Güneşin ışığı, şehir merkezinin yüksek binalarının arkasına düşerken, solgun ve sönük ay ışığı da körfezin sularının üzerine düşüyor ve ışığın cansız beyazlığı bu durgun karanlık kütlenin de soğukluğuna karışıp insanın içindeki yaşamın kendisini küçümsüyordu. Derinköy’ün yalnız bırakılmış yaralı ve çürük yapıları, körfez coğrafyasına büyük bir içerlemeyle bakıyorlardı. Üzerinde durduğum girintinin çevresine dizilen işletmelerde insanlar oturuyorlar ve bütün cahillikleri ile yavaş yavaş üzerlerine çöken kozmik kaderden habersiz bir şekilde yaşamlarının zavallı sıradanlıklarında kayboluyorlardı. Girintinin merkezinde duran melez heykel, beni çevreleyen ve her eylemimi izleyen yabancı varlıklarla içimde aynı sezgileri tetikliyordu. Heykelin donuk, ölü gözleri insanlık dışı bir duygusuzlukla bana bakıyordu.

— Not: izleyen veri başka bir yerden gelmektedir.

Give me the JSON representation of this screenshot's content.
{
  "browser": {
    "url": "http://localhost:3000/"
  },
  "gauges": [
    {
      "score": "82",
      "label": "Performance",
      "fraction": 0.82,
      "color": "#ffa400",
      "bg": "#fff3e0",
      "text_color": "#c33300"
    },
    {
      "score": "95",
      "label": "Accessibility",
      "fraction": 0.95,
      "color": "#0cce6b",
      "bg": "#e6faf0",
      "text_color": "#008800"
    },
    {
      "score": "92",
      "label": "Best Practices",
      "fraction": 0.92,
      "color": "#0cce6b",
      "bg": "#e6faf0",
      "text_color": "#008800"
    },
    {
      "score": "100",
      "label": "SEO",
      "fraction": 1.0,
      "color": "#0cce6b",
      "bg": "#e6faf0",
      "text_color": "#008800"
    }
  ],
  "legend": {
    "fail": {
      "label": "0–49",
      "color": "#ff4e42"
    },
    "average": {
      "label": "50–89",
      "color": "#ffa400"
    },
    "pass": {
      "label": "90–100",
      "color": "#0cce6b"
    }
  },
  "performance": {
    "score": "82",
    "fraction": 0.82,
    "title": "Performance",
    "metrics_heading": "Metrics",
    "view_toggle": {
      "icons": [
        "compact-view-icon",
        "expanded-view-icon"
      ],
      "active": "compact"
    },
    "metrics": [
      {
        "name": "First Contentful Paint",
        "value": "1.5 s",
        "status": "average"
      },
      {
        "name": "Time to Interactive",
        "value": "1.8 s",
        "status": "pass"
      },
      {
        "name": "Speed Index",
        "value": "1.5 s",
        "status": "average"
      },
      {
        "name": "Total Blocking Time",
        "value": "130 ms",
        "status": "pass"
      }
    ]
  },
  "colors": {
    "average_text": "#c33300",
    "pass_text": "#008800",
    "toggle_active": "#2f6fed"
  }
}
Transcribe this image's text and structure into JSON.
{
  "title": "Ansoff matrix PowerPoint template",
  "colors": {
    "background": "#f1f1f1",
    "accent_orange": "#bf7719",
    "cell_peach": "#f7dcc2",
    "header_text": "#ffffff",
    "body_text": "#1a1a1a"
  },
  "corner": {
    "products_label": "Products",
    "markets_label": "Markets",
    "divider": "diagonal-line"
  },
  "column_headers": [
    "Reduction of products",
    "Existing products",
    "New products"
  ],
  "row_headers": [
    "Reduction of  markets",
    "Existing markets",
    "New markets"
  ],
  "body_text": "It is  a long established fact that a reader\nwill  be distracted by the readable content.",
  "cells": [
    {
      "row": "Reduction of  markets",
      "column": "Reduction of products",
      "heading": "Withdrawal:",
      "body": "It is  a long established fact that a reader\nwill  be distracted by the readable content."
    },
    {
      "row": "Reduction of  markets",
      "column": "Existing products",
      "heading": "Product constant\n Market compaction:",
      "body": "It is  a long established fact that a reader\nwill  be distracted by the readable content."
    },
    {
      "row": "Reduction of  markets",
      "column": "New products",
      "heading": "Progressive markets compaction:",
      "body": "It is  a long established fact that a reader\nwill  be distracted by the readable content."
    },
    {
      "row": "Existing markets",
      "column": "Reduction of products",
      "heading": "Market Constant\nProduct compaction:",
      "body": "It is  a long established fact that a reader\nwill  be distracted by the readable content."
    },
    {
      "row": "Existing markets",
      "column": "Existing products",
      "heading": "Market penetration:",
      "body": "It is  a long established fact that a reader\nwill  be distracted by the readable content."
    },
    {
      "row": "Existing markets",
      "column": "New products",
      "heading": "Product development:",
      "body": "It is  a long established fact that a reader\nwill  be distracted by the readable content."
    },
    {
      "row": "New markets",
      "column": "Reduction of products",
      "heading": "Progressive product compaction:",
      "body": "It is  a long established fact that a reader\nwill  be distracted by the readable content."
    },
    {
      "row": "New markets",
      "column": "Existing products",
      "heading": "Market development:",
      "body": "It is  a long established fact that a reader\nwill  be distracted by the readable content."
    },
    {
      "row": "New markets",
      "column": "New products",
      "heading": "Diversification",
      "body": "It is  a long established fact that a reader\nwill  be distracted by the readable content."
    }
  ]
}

Ayarlamış olduğum kayığı kumsalların üzerinde öylece dururken buldum. Onu bana sağlayan şüpheli kişiden bir iz yoktu ama bu çok da önemli değildi benim için. İşim bittikten sonra kayığa ne olacağını da umursamıyordum. Dalgıç giysisi üzerimdeydi, bir şekilde bu giysinin içinde çok doğal ve yerinde hissediyordum. Böylece kayığı karanlık suların içlerine doğru ittirdim ve üzerine atladım. Kayık suyun üzerine sallana sallana ilerlerken sezgilerim beni yavaş yavaş feneri düşlerimde gördüğüm noktaya doğru çekiyordu. Fenerin kendisini veya ışığını düşlerimdeki gibi somut bir şekilde görmediğim halde onun hâlâ orada dikildiğini ve ışığını her zamanki gibi çevresinde döndürdüğünü, anlayamadığım bir şeylere yol gösterdiğini biliyordum. Işığın her dönüşte üzerime düştüğünü ve her defasında istediğim cevaplara biraz daha yaklaştığımı hissediyordum.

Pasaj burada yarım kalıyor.